RE THE COLD SNAP AND WARMING
Many of you went through an ugly cold snap have to deal with chirpy people saying “Where is global warming now?” Send them my link to my earlier Ecoshock show “Climate Disruption: Extreme Cold This Winter”. Top weather expert Dr. Judah Cohen explains why waves of extreme cold and snow are more likely in the Northern Hemisphere – BECAUSE the world is warming.
And remind the doubters to enjoy dwindling winters while they last.

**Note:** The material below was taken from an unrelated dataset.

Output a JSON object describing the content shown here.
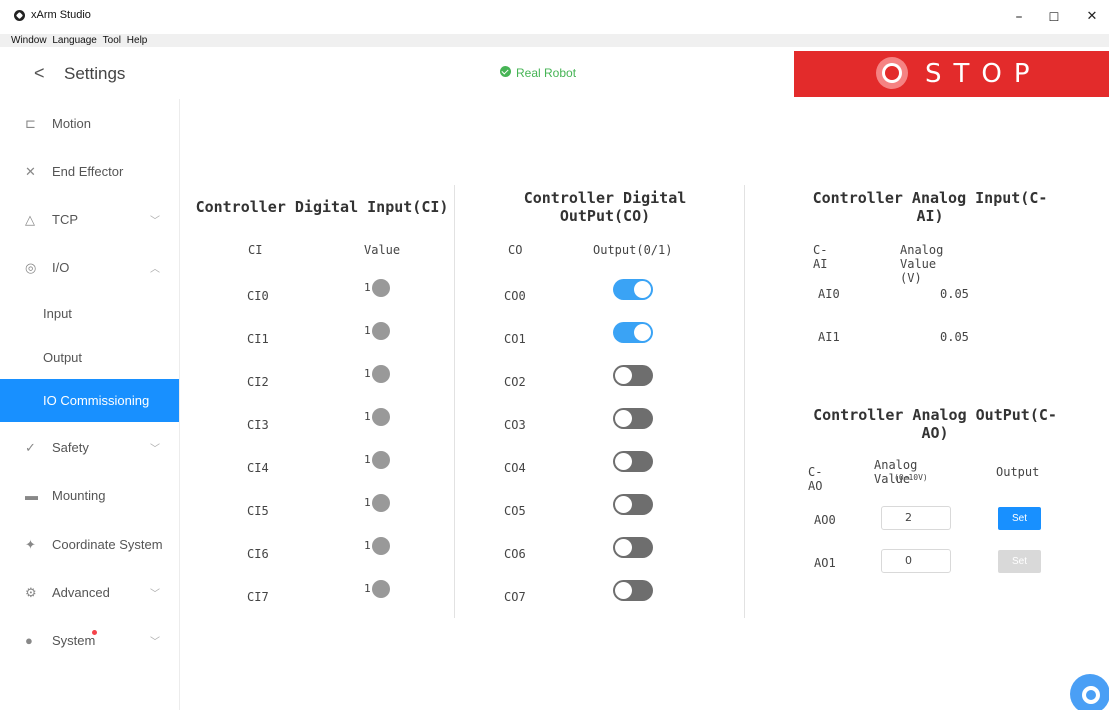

In the middle of January, the warmest place in all of Canada was in Nunavut, at a remote airport near the Arctic Ocean. The same week, it rained in Greenland. That is impossible, insane. One theory: an overheated winter Arctic is pushing it’s cold further south. Other scientists like Stefan Rahmsdorf says the destabilized Jet Stream is NOT caused by Arctic Warming. Either way, we changed the atmosphere. New rules tomorrow.
I’m Alex. Thank you for listening, and caring about our world.